Audio downloads are capped at a 5-minute download timeout. If a remote recording is unusually large or slow, download it to your own machine and upload the file directly instead.
How to Hand It Over
The easiest way is to forward a recording link in Telegram and tell your AI employee what it is. "Here is the kickoff with ClientCo — please process this: https://zoom.us/rec/share/…". The AI downloads the audio, transcribes it, extracts action items, and stores the result. You can also attach an audio or video file directly to the Telegram message, or reference a file that has already been saved to your server (useful if your AI employee has just recorded or downloaded something in an earlier step).
Processing a Zoom recording
Hand a recording URL to Sarudo and get back a full analysis.
Titling and Linking
When you hand over a recording, you can provide a meeting title and link it to a calendar event or CRM contacts in the same breath. Titles make the meeting easier to find later ("show me the ClientCo kickoff transcript"). Calendar event IDs tie the meeting record back to the original scheduled event, useful when you want to see the meeting output alongside the invite. Contact IDs determine who gets a "Meeting" activity logged in their CRM record, so the transcript and action items show up in that person's timeline.
If you do not provide contact IDs, no CRM activities are created — the meeting is stored in the meetings table but is not linked to anyone. You can always go back later and link attendees manually.

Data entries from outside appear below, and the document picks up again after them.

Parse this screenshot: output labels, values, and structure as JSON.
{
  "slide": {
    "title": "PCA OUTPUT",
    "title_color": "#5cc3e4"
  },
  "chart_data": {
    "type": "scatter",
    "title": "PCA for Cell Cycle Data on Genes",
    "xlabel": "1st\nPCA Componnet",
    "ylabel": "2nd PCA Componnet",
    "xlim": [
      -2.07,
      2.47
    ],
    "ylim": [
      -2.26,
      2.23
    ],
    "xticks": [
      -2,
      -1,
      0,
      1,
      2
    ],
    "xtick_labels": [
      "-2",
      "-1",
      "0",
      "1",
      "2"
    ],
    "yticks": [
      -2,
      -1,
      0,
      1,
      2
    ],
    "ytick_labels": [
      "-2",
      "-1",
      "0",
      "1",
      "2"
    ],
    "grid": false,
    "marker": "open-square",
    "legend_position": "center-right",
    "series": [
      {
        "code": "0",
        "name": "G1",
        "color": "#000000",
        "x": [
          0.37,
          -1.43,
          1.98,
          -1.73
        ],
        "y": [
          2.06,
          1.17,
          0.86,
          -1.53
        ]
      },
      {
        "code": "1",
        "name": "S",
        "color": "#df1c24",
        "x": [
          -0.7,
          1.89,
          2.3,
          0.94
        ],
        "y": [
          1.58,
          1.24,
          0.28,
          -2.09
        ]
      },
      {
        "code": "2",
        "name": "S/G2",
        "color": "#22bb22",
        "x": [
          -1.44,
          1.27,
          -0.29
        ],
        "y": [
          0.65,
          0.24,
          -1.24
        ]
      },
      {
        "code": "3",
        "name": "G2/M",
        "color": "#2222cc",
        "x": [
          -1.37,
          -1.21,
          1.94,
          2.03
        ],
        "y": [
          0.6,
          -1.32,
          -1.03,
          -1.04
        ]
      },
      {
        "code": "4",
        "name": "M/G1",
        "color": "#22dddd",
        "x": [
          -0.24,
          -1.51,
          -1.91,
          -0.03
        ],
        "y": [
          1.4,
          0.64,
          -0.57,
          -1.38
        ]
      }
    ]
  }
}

Language and Speaker Detection
Language is auto-detected by default, so you rarely need to specify it. If the recording is short or the audio is noisy, detection can pick the wrong language — in that case, tell the AI explicitly ("this recording is in Spanish"). Speaker detection is on by default and works heuristically: long silence gaps and question-answer patterns are used to label up to eight speakers (Speaker 1, Speaker 2, etc.). The heuristic is not biometric — two people with similar speaking patterns or short back-and-forth turns may get merged. You can disable speaker detection for solo recordings (a personal voice memo, a monologue, a webinar) by saying so when you upload.